Defendant called Darin Williams, a Lieutenant employed by DOCCS for the past 32 years. Lieutenant Williams testified that he is familiar with the soap shop and the criteria used to screen inmates working there. The soap shop has one tool room and access is restricted to a civilian and an officer who are the only individuals with a key. Lieutenant Williams identified the weapon depicted in Exhibit C and testified that it was formed from a piece of a hanger used to hold duct work to the ceilings. He stated that he has seen these threaded rods used as weapons before. Inmates sharpen them on the cement so there is no need for them to use or sign out a grinder, which is classified as a Class A hazardous tool. In fact, Lieutenant Williams testified that inmates have no access to any tools which might be used to sharpen a weapon. Contrary to claimant's testimony, Lieutenant Williams testified that while inmates do not go through a metal detector upon entering the soap shop, they are required to go through one upon exiting. The witness also testified that screws, bolts and other tools are all secured in the maintenance area, which is secured and not accessible to inmates.
With respect to Griffin's suitability for work in the soap shop, Lieutenant Williams testified that DOCCS prohibits employment of inmates in the soap shop if they have any weapons charges within the last year. Reviewing Inmate Griffin's disciplinary record (Exhibit B), Lieutenant Williams testified that Inmate Griffin's last disciplinary charge before the incident was in 2010. However, Lieutenant Williams did not know the date Inmate Griffin started work in the soap shop.

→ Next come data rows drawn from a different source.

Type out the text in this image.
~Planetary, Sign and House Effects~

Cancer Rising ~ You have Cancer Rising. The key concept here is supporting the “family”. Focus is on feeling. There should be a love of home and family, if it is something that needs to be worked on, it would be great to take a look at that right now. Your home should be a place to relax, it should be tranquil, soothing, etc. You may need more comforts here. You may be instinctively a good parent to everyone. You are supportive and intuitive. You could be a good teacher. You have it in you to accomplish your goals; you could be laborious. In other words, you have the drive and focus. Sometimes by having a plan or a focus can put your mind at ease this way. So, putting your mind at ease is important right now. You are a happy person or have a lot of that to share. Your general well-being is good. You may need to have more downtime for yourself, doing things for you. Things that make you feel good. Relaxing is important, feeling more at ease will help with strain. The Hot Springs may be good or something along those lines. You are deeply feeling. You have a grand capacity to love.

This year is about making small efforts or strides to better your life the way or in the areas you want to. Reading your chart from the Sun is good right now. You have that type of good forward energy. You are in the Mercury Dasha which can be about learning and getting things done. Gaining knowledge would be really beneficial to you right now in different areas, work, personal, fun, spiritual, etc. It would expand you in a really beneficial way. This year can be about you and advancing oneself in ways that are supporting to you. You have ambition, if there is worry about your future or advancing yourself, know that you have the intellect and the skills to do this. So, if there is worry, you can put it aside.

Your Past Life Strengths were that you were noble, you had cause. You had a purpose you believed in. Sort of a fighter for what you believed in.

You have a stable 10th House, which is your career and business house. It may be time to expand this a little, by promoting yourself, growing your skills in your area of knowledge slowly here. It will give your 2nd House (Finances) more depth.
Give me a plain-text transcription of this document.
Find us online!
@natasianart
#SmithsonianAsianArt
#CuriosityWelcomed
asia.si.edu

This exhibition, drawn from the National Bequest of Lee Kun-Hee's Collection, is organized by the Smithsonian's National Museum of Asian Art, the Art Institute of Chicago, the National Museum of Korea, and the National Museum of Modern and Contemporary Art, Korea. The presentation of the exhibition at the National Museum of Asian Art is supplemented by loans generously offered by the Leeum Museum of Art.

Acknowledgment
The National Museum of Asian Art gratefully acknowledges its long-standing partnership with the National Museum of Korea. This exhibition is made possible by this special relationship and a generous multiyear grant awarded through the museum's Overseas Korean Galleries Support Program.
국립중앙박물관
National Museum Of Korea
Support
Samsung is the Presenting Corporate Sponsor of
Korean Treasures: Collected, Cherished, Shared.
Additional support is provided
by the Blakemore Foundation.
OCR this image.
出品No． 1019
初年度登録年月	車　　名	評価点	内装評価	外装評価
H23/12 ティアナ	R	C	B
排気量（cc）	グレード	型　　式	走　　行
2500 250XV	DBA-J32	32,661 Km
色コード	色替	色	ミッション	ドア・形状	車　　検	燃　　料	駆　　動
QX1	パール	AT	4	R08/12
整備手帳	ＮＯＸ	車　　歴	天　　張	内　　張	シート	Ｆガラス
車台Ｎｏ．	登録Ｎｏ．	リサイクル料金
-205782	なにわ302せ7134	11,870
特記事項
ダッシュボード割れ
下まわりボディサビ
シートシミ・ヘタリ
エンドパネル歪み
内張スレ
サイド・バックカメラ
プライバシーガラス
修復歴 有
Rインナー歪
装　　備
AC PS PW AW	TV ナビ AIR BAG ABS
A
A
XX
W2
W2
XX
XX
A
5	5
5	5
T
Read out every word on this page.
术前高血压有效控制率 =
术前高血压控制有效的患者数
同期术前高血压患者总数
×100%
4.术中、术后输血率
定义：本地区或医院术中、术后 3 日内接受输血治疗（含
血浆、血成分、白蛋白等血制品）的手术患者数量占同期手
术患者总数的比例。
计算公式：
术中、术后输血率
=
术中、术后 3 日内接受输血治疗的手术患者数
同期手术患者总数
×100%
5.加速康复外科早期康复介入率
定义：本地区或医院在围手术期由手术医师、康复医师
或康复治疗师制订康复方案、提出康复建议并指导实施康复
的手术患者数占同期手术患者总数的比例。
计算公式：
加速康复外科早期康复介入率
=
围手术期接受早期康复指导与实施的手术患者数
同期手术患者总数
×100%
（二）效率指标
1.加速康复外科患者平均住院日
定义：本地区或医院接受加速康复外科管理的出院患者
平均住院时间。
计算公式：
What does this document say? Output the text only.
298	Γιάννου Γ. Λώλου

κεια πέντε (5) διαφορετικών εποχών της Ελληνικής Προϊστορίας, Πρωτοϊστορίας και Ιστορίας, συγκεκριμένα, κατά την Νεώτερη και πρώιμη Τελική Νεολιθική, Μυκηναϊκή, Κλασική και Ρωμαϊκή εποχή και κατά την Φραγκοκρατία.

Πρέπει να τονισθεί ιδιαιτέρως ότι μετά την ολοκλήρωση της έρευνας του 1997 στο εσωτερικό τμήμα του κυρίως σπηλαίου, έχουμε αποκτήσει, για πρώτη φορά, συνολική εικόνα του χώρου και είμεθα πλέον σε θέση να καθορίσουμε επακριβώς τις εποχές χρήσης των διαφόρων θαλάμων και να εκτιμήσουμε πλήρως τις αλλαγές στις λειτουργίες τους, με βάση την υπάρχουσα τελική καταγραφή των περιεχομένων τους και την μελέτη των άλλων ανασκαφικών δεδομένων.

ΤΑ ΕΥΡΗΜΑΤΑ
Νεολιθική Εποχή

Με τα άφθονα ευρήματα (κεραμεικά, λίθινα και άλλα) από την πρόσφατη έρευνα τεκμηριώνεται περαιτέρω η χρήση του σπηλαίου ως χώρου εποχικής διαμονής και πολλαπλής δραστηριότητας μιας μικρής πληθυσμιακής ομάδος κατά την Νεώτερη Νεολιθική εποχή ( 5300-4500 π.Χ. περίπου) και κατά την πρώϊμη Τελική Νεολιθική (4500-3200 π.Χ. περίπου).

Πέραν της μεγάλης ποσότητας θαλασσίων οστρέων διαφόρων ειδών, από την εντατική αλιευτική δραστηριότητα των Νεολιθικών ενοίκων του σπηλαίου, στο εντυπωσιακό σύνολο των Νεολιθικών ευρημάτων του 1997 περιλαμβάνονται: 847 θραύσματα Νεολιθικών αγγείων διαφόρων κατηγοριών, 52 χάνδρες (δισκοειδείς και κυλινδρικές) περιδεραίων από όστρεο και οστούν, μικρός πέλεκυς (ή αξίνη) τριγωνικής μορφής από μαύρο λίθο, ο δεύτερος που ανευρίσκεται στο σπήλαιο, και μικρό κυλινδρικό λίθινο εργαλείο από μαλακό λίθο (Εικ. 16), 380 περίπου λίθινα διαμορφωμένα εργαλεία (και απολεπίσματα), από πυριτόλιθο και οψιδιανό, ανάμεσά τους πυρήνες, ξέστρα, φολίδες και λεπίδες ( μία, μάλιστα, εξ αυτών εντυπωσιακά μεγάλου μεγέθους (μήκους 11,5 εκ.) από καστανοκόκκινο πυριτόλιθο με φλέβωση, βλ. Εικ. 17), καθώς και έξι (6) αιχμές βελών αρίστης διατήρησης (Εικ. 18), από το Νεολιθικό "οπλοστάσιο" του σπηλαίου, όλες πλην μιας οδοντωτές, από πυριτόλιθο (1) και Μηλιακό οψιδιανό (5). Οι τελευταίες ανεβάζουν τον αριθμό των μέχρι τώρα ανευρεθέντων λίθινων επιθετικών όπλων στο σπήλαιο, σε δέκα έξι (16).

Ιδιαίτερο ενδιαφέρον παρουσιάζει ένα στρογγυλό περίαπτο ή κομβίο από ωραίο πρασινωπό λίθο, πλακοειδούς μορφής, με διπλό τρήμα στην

It is well settled that "[h]aving assumed physical custody of inmates, who cannot protect and defend themselves in the same way as those at liberty can, the State owes a duty of care to safeguard inmates, even from attacks by fellow inmates" (Sanchez v State of New York (99 NY2d 247, 252 ; see also Flaherty v State of New York, 296 NY 342 ). This duty does not require "unremitting surveillance in all circumstances," nor does it cast the State in the role of an insurer of inmate safety (Sanchez, 99 NY2d at 256). Rather, "defendant's duty is limited to providing reasonable care to protect inmates from risks of harm that are reasonably foreseeable, i.e., those that defendant knew or should have known" (Vasquez v State of New York, 68 AD3d 1275, 1276 ; see also Dickson v Putnam, 171 AD3d 1131 [2d Dept 2019]; Wassmann v County of Ulster, 144 AD3d 1470 [3d Dept 2016]; Anderson v State of New York, 125 AD3d 1273 [4th Dept 2015]; Di Donato v State of New York, 25 AD3d 944 [3d Dept 2006]). "The mere occurrence of an inmate assault, without credible evidence that the assault was reasonably foreseeable, cannot establish the negligence of the State" (Sanchez, 99 NY2d at 256; Williams v State of New York, 125 AD3d 1472, 1472 [4th Dept 2015], lv denied 25 NY3d 907 ; Melvin v State of New York, 101 AD3d 1654 [4th Dept 2012]).
Here, claimant failed to establish, by a preponderance of the credible evidence, that the assault upon him by inmate Griffin was reasonably foreseeable. Contrary to claimant's contention, it cannot be concluded that inmate Griffin obtained the rod from dismantled equipment stored in the soap shop or that he was permitted access to any equipment capable of sharpening the rod. Lieutenant Williams testified, credibly, that inmates exiting the soap shop are required to pass through a metal detector. Claimant's theory - that the metal rod was obtained from the soap shop - therefore seems unlikely. Nor does it appear likely that the Class A hazardous equipment in the soap shop was used to sharpen the rod. Lieutenant Williams testified in this regard that such tools are secured and accessible by only a member of the correction staff or the civilian supervisor on duty. Rather, Lieutenant Williams indicated that such rods are used to secure ceiling fixtures throughout the prison and that inmates remove them for use as a weapon, sharpening the rods on a cement surface. Claimant's contrary theory that the rod was removed from the soap shop tool room or that the tools there were used to sharpen the rod is based on sheer speculation and insufficient to demonstrate defendant's negligence.
Based on the foregoing, the claim is dismissed.
Let judgment be entered accordingly.
October 2, 2019
Saratoga Springs, New York
FRANCIS T. COLLINS
Judge of the Court of Claims
1. Quotes are taken from the audio recording of the trial testimony.